Nous les femmes, on a nos droits

La cheffe aide personnellement les veuves. Grâce à elle, les femmes ont accédé à de nouveaux droits, à l’encontre des traditions patriarcales. Son amie Solange, qui a perdu son mari, peut désormais posséder des champs. « Depuis qu’elle a pris la terre, nous les femmes on a nos droits. Je peux nourrir mes enfants. C’est grâce à elle que j’ai eu tout ça« , se réjouit-elle.

Quant à Nathalie, 28 ans, mère de 5 enfants, l’accession au pouvoir d’une femme lui donne envie d’« encourager [ses] filles à aller à l’école » pour qu’elles connaissent un destin similaire.

Jean Glé, chef de canton, trouve que le village « fonctionne à merveille » depuis qu’Agnès Zou en est à la tête. Il estime que l’équilibre réside dans le respect mutuel entre la cheffe de terre et la population. « Au vu de ce qu’elle va faire, si ça prospère, les autres villages peuvent copier sur nous » et élire une femme, sourit-il.

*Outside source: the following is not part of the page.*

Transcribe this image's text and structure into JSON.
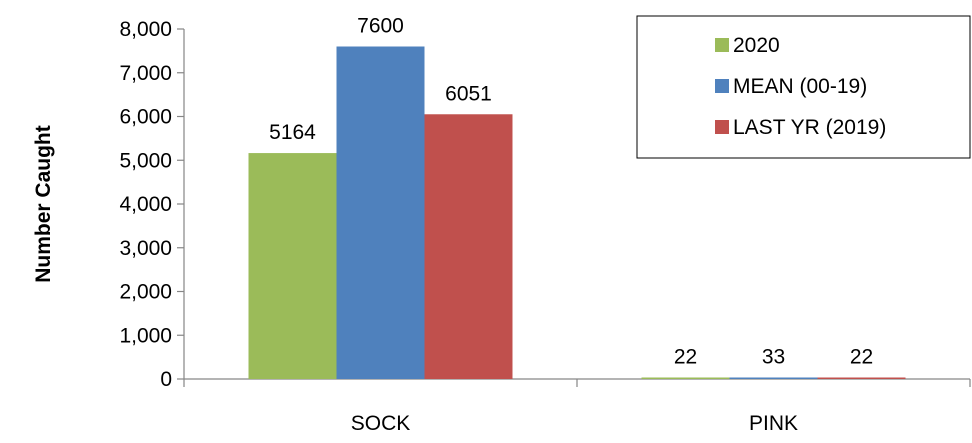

Combats pas encore féministes

Agnès Zou oscille entre émancipation et tradition. La cheffe de terre est contre l’avortement et pour la polygamie. Elle énonce : « Nous sommes Africains, l’homme a droit à mille femmes. Certains hommes n’ont pas d’enfants mais ils travaillent, ils ont des plantations, alors ils sont obligés de prendre une autre femme. »

Avant de mener le combat de l’égalité des sexes, Agnès Zou doit régler les problèmes financiers de sa population. Comme reconstruire l’école, en partie détruite pendant la guerre de 2002. « Ce sont les moyens qui ne nous permettent pas d’avoir le même rôle que les hommes, il m’en faudrait plus pour m’occuper de mes femmes et de la jeunesse« , regrette-t-elle.

En Côte d’Ivoire, le pouvoir reste confisqué par les hommes. A l’Assemblée, on ne compte que 6 députées sur 252 élus.

Cinq ans après l’élection d’Agnès Zou, aucune autre femme n’est devenue cheffe de terre.